IMF vice-director and acting president Murilo Portugal presented the Bretton Woods institution’s seventh Policy Support Instrument (PSI) report on December 8. The report praises the “prudent management and strong economic foundations” undertaken by the Cape Verdean government, which have allowed the country to “resist the impact of the global crisis well.”
“Growth remains solid, inflation has returned to low levels and the internal debt continues to go down.
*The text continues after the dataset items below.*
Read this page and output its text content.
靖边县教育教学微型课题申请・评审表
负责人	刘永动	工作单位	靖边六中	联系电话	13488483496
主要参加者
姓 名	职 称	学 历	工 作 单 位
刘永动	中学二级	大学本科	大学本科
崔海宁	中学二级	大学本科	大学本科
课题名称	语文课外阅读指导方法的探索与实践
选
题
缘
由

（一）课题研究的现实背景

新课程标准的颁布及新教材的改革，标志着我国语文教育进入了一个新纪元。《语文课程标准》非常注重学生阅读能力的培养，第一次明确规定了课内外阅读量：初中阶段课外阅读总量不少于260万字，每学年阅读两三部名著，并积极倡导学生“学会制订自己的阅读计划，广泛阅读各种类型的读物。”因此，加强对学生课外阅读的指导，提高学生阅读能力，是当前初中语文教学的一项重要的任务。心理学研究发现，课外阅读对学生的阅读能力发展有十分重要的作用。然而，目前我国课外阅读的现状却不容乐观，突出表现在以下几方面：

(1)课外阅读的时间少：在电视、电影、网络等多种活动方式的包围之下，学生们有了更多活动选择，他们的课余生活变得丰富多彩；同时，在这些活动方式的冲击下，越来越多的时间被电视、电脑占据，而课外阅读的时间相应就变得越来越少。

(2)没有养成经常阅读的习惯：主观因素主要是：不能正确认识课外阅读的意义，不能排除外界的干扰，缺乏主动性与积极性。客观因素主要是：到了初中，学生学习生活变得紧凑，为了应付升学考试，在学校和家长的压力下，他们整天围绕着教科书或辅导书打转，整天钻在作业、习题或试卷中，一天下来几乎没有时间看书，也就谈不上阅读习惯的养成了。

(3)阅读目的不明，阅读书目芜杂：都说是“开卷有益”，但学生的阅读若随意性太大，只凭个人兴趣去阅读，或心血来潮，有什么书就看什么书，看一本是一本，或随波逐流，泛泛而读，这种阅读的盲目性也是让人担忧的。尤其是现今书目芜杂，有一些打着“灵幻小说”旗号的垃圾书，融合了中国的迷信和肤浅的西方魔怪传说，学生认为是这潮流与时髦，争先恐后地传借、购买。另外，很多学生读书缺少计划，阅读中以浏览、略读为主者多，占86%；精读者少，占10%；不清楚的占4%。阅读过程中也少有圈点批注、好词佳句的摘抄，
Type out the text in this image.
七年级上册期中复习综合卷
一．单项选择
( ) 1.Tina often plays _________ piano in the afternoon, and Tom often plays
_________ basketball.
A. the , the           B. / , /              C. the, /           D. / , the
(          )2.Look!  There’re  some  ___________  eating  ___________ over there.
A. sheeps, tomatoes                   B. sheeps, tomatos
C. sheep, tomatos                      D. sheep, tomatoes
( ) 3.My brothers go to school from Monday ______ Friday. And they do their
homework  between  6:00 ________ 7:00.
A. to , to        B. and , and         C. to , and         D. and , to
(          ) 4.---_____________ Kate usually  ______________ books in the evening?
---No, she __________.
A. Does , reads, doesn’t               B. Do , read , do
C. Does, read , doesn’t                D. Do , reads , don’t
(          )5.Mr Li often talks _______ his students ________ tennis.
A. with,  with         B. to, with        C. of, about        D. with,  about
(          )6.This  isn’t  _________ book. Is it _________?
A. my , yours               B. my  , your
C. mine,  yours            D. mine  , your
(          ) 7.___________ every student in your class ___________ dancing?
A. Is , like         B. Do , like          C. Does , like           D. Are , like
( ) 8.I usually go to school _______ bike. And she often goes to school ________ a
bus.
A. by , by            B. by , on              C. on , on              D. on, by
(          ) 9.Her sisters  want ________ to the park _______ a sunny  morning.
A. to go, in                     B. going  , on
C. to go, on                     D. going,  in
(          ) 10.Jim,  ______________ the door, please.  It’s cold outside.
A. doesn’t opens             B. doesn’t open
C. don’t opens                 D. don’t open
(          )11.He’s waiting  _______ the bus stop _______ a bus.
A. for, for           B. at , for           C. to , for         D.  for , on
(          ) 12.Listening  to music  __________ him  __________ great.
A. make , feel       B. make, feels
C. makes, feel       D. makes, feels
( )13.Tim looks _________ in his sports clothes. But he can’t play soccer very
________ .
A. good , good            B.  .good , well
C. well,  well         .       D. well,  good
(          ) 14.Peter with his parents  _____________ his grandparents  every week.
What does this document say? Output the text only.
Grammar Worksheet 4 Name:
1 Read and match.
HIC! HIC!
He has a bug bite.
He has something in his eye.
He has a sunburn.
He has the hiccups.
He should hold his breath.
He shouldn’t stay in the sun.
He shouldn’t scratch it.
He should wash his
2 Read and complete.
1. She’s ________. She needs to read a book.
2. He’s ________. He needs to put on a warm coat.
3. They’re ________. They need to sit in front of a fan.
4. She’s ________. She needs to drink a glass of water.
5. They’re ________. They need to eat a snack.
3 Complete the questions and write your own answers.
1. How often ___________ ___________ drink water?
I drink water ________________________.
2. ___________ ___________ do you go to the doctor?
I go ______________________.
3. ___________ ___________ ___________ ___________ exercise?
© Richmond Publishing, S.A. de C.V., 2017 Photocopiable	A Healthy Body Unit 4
The global financial crisis had little impact on the financial sector and, in spite of a moderate downturn, international reserves remain adequate,” according to the IMF.
With regards to the 2010 budget deficit, Murilo Portugal believes that it comes as a result of investment needs and of social spending.
“The planned acceleration of public investments in infrastructures, financed with external resources through concessions with extremely favorable terms and deadlines, is consistent with foreign stability, and should have a positive impact on mid-term growth with regards to the country’s competitiveness,” according to the communiqué, which may be found on the IMF’s web site.
Also according to the report, the risk of problems related to Cape Verde’s debt “remains low.” According to Murilo Portugal, “further on there will be room to gradually lower interest rates as he country’s international premium risk goes down,” adding that in the mid-term “it will be important to continue to improve the monetary policy transmission mechanism and develop the domestic financial market.”